Antarctic winter sea ice hits ‘extreme’ record low


The US National Snow and Ice Data Center (NSIDC) said on September 25 that sea ice covering the ocean around Antarctica has reached a record low this winter, increasing scientists’ fears that climate change will impact the South Pole. The influence is increasing.

Researchers warn that this change could have serious consequences for animals like penguins that nest and raise their young on sea ice, as well as increasing global warming by reducing the amount of sunlight reflected by the white ice into space. Can also speed up.

NSIDC said Antarctic sea ice extent peaked on Sept. 10 this year, when it covered 16.96 million square kilometers (6.55 million square miles), the lowest maximum ice extent in winter since satellite records began in 1979. Is. This is about 1 million square kilometers less snow than the previous winter record, set in 1986.

“This is not just a record-breaking year, this is an extreme record-breaking year,” said Walt Meier, senior scientist at NSIDC.

NSIDC said in a statement that the data is preliminary and a full analysis will be released next month.

In the Southern Hemisphere the seasons are reversed and sea ice typically peaks at the end of winter around September and later melts to its lowest point in February or March as summer approaches.

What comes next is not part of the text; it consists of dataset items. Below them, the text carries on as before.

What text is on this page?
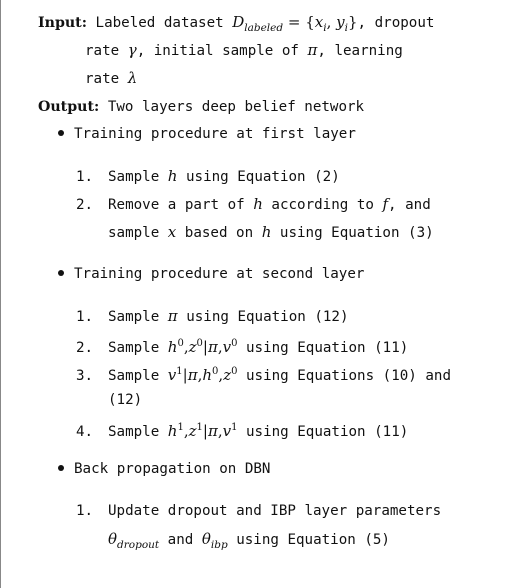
Input: Labeled dataset $D_{labeled} = \{x_i$, $y_i$}, dropout
rate γ, initial sample of π, learning
rate λ
Output: Two layers deep belief network
Training procedure at first layer
1. Sample h using Equation (2)
2. Remove a part of h according to f, and
sample x based on h using Equation (3)
Training procedure at second layer
1. Sample π using Equation (12)
2. Sample $h^0,z^0|\pi,v^0$ using Equation (11)
3. Sample $v^1|\pi,h^0,z^0$ using Equations (10) and
(12)
4. Sample $h^1,z^1|\pi,v^1$ using Equation (11)
Back propagation on DBN
1. Update dropout and IBP layer parameters
$\theta_{dropout}$ and $\theta_{ibp}$ using Equation (5)
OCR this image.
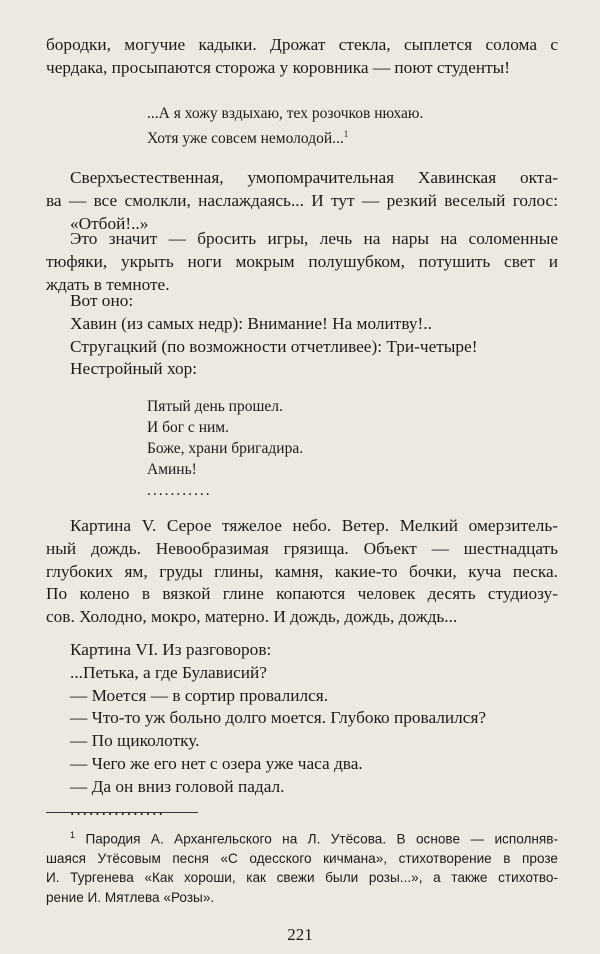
бородки, могучие кадыки. Дрожат стекла, сыплется солома с
чердака, просыпаются сторожа у коровника — поют студенты!
...А я хожу вздыхаю, тех розочков нюхаю.
Хотя уже совсем немолодой...$^1$
Сверхъестественная, умопомрачительная Хавинская окта-
ва — все смолкли, наслаждаясь... И тут — резкий веселый голос:
«Отбой!..»
Это значит — бросить игры, лечь на нары на соломенные
тюфяки, укрыть ноги мокрым полушубком, потушить свет и
ждать в темноте.
Вот оно:
Хавин (из самых недр): Внимание! На молитву!..
Стругацкий (по возможности отчетливее): Три-четыре!
Нестройный хор:
Пятый день прошел.
И бог с ним.
Боже, храни бригадира.
Аминь!
...........
Картина V. Серое тяжелое небо. Ветер. Мелкий омерзитель-
ный дождь. Невообразимая грязища. Объект — шестнадцать
глубоких ям, груды глины, камня, какие-то бочки, куча песка.
По колено в вязкой глине копаются человек десять студиозу-
сов. Холодно, мокро, матерно. И дождь, дождь, дождь...
Картина VI. Из разговоров:
...Петька, а где Булависий?
— Моется — в сортир провалился.
— Что-то уж больно долго моется. Глубоко провалился?
— По щиколотку.
— Чего же его нет с озера уже часа два.
— Да он вниз головой падал.
...............
$^1$ Пародия А. Архангельского на Л. Утёсова. В основе — исполняв-
шаяся Утёсовым песня «С одесского кичмана», стихотворение в прозе
И. Тургенева «Как хороши, как свежи были розы...», а также стихотво-
рение И. Мятлева «Розы».
221
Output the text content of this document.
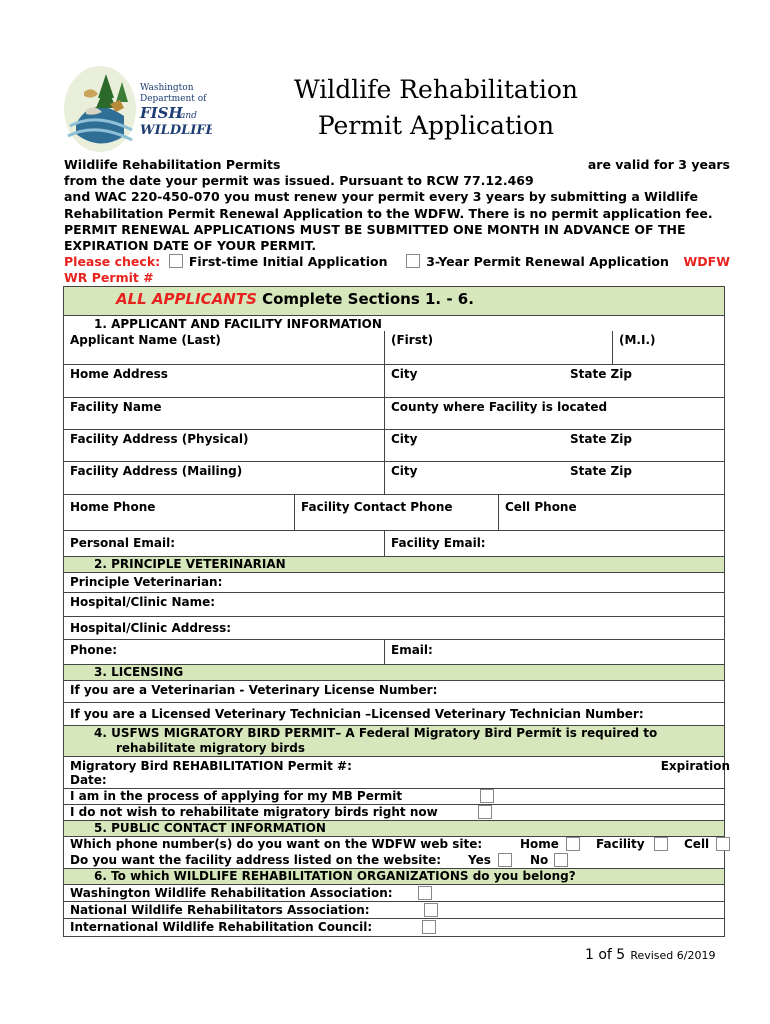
Washington
Department of
FISH
and
WILDLIFE
Wildlife Rehabilitation
Permit Application
Wildlife Rehabilitation Permits	are valid for 3 years
from the date your permit was issued. Pursuant to RCW 77.12.469
and WAC 220-450-070 you must renew your permit every 3 years by submitting a Wildlife
Rehabilitation Permit Renewal Application to the WDFW. There is no permit application fee.
PERMIT RENEWAL APPLICATIONS MUST BE SUBMITTED ONE MONTH IN ADVANCE OF THE
EXPIRATION DATE OF YOUR PERMIT.
Please check: First-time Initial Application	3-Year Permit Renewal Application WDFW
WR Permit #
ALL APPLICANTS Complete Sections 1. - 6.
1. APPLICANT AND FACILITY INFORMATION
Applicant Name (Last)	(First)	(M.I.)
Home Address	City	State Zip
Facility Name	County where Facility is located
Facility Address (Physical)	City	State Zip
Facility Address (Mailing)	City	State Zip
Home Phone	Facility Contact Phone	Cell Phone
Personal Email:	Facility Email:
2. PRINCIPLE VETERINARIAN
Principle Veterinarian:
Hospital/Clinic Name:
Hospital/Clinic Address:
Phone:	Email:
3. LICENSING
If you are a Veterinarian - Veterinary License Number:
If you are a Licensed Veterinary Technician –Licensed Veterinary Technician Number:
4. USFWS MIGRATORY BIRD PERMIT– A Federal Migratory Bird Permit is required to
rehabilitate migratory birds
Migratory Bird REHABILITATION Permit #:	Expiration
Date:
I am in the process of applying for my MB Permit
I do not wish to rehabilitate migratory birds right now
5. PUBLIC CONTACT INFORMATION
Which phone number(s) do you want on the WDFW web site:	Home	Facility	Cell
Do you want the facility address listed on the website: Yes	No
6. To which WILDLIFE REHABILITATION ORGANIZATIONS do you belong?
Washington Wildlife Rehabilitation Association:
National Wildlife Rehabilitators Association:
International Wildlife Rehabilitation Council:
1 of 5 Revised 6/2019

Summer Antarctic sea ice extent also reached a record low in February, breaking the previous figure set in 2022.

The Arctic has been hard hit by climate change over the past decade, with sea ice rapidly deteriorating as the northern region warms four times faster than the global average.

While climate change is contributing to the melting of glaciers in Antarctica, it is less certain how warmer temperatures are affecting sea ice near the South Pole. The extent of sea ice there increased between 2007 and 2016.

The shift toward record-low conditions in recent years has scientists worried that climate change could eventually be reflected in Antarctic sea ice.

While Mr Meyer cautioned it was too early to tell, an academic article published earlier this month in the journal Communications Earth and Environment pointed to climate change as a possible factor.

The study found that rising ocean temperatures, primarily due to human-caused greenhouse gas emissions, are contributing to the lower sea ice levels seen since 2016.

“The main message here is that protecting these frozen parts of the world that are really important for many reasons, we really need to,” said sea ice researcher Ariane Purich of Monash University, Australia, who co-authored the study. To reduce our greenhouse gas emissions.”